When playing indoors, crowded around an intimate living room of the Commons Cohousing Community where the session gathered pre-pandemic, rich acoustics defined the sound. Outside, however, proved challenging at first.
"The sound travels pretty slowly and we could not really blend," tin whistle player, Jackie Shane, explains. Seeking shelter from the wind in the bed of the Santa Fe River provided enough protection and physical barriers to enable the players to hear each other.
"It's like a little Red Rocks," Shane adds. "It has really good acoustics."
While the sandy environs might not offer the same comforts of a cozy Irish pub, the jam's new location increases the group's attention from the community.
"We like that we're exposed to the public," Shane tells SFR. "The silver lining of COVID-19 is that the public actually gets to hear us."
With new players coming and going over the years, others have frequented the session for over a decade to gather, drink some whiskey, and play jigs reminiscent of olden days. Shane explains the premise of an Irish session: Anyone can show up and there's no real order to what they play. Though don't confuse this musical gathering with your dad's garage jam session—you'll need to learn the tunes to join along.
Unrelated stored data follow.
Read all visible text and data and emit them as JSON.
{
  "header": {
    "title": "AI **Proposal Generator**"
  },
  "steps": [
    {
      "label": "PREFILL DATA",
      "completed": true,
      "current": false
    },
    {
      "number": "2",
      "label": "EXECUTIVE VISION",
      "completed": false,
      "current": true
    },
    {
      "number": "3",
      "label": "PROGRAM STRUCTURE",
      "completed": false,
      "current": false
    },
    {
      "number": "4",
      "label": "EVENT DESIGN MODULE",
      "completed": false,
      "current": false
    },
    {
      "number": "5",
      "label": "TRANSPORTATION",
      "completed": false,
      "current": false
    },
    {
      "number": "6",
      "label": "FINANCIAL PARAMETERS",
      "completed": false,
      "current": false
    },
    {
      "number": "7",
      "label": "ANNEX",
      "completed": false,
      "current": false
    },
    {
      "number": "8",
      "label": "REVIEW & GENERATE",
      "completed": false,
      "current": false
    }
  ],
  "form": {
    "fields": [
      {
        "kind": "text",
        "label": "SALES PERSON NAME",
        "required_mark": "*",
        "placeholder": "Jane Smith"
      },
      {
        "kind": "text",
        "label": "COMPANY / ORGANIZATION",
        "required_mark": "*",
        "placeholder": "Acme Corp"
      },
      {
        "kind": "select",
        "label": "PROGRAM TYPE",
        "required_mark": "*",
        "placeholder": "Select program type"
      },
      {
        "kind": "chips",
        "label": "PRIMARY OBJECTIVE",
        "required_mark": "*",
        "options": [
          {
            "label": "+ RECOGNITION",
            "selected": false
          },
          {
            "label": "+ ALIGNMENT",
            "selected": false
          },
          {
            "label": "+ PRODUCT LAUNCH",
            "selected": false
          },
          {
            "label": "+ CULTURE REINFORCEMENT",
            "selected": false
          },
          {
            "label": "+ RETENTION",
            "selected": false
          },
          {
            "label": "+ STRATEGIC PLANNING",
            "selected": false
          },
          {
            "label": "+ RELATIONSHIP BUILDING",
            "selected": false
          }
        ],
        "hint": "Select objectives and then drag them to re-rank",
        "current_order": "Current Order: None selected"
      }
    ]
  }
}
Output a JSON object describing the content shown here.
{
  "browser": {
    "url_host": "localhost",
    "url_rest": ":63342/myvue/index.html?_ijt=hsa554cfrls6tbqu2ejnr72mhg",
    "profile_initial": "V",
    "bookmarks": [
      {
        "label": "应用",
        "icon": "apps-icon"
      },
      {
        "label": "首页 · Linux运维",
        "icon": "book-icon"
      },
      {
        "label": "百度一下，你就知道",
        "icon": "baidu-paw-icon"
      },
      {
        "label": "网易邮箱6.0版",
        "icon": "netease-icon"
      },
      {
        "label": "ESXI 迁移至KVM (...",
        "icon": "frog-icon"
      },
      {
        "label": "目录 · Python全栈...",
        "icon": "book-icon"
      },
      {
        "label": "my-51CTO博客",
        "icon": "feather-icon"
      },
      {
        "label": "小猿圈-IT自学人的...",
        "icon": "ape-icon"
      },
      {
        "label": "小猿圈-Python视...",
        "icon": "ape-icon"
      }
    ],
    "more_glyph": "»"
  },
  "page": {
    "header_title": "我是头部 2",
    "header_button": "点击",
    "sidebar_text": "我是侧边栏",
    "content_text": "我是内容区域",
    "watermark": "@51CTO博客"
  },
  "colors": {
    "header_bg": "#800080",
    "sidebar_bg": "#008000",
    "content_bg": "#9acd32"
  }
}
"New Mexico is a very friendly place to play," Shane assures, "because we really like to welcome new and upcoming musicians." (William Melhado)
Outdoor Irish Jam:
3-5 pm Sunday, April 11. Free.
Frenchy's Field (but, like, in the arroyo),
2001 Agua Fria St.,
The term "singer-songwriter" surely conjures up varying images and sounds from person to person. If you ask us, it's about one person pouring their heart out and maybe getting a band at some point to fill in the musical gaps, but within the pantheon of that great and ethereal style you'll find certain names popping up over and over. Like Rufus Wainwright. Word on the street is that Wainwright has culled from two-plus decades of form and practice for Unfollow the Rules, the sort of album that signifies he's not done yet, but perhaps there's a little bit more to the story about to unfold in unexpected ways. Wainwright returns to the Lensic (albeit in virtual form) for the umpteenth time to show us what he's working on and how he's become one of the most enduring writers and composers of our time. This thing happens the same day this paper hits the streets—so hurry!
(Alex De Vore)
Rufus Wainwright—Ah! Luve Again:
7:30 pm Wednesday April 7. $20.
Broaden Your (Land Use) Horizons
New Mexico is a land of many contradictory histories, much of them finding their way into all kinds of artistic mediums. Sometimes-SFR contributor Alicia Inez Guzmán wants to open this discussion with artists rather than hide it away. For creators with a goal of representing New Mexico's land and history, how do we relate to that complex—and often violent—past? Using various visual representations, Guzmán will walk us through the overlapping narratives in this virtual talk on land usage in the state and how we can, through art and dialogue, navigate our future art in a more honest manner. Presented in partnership with Albuquerque's 516 Arts and the Kolaj Institute. (Riley Gardner)
Where Do We Stand:
6 pm Thursday, April 8. Free.
Eyes on Eyes of the World
A new exhibition opening at the Wheelwright Museum of the American Indian and curated by Zachery Miller (Chickasaw) features the legendary work of Navajo neo-impressionist Shonto Begay. Begay's work features much of his own life, reflecting the beauty of his ancestral lands, the government-run boarding schools, life on and off the reservation and the environmental degradation Native land is experiencing. With pieces inspired from Navajo cosmology, Begay's body of work gives comes with a feeling justice–driven nostalgia. The show's up until October, but what's cooler than an opening weekend? (RG)
Shonto Begay: Eyes of the World:
All Day Thursday, April 8. By admission (free for members).